Required text and materials

The following materials are required for this course:

Stewart, J. (2016). Single Variable Calculus: Early Transcendentals (8th ed.). Boston, MA: Cengage Learning.
Type: Textbook: ISBN: 978-1-305-27033-6

Anders, D., Cole, J.A., & Drucker, D. (2016). Student Solutions Manual for Stewart’s Single Variable Calculus: Early Transcendentals (8th ed.). Boston, MA: Cengage Learning.
Type: Textbook: ISBN: 978-1-305-27242-2

Additional requirements

A good-quality scientific calculator is required.

Assessments

Please be aware that should your course have a final exam, you are responsible for the fee to the online proctoring service, ProctorU, or to the in-person approved Testing Centre. Please contact exams@tru.ca with any questions about this.

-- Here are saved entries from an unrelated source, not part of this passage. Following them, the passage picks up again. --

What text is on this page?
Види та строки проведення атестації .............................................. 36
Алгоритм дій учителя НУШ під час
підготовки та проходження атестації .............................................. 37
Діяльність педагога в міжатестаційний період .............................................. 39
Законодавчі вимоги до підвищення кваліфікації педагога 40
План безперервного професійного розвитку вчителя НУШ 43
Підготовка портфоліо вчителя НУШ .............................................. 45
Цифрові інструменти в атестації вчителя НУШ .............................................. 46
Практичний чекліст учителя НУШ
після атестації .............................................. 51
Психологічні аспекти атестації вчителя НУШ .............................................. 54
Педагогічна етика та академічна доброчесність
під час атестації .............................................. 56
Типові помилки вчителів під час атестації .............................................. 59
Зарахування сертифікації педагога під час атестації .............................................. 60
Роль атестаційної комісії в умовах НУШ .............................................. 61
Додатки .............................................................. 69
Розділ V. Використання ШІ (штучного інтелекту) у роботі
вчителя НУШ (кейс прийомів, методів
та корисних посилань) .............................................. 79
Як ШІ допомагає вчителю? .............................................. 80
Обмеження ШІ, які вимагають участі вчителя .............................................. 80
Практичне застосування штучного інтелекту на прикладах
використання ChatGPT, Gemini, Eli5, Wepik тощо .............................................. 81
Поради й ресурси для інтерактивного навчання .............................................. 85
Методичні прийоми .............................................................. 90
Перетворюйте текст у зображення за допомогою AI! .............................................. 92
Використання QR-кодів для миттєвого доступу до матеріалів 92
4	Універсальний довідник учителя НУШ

To successfully complete this course, students must achieve a passing grade of 50% or higher on the overall course and 50% or higher on the mandatory Final Exam.

The final exam for this course is only available as a paper exam and must be taken in person at an approved Testing Centre. Please email exams@tru.ca with any questions.

Assignment 1 10%
Assignment 2 10%
Assignment 3 10%
Assignment 4 10%
Assignment 5 10%
Final Exam (mandatory) * 50%
Total 100%

Open Learning Faculty Member Information

An Open Learning Faculty Member is available to assist students. Students will receive the necessary contact information at the start of the course.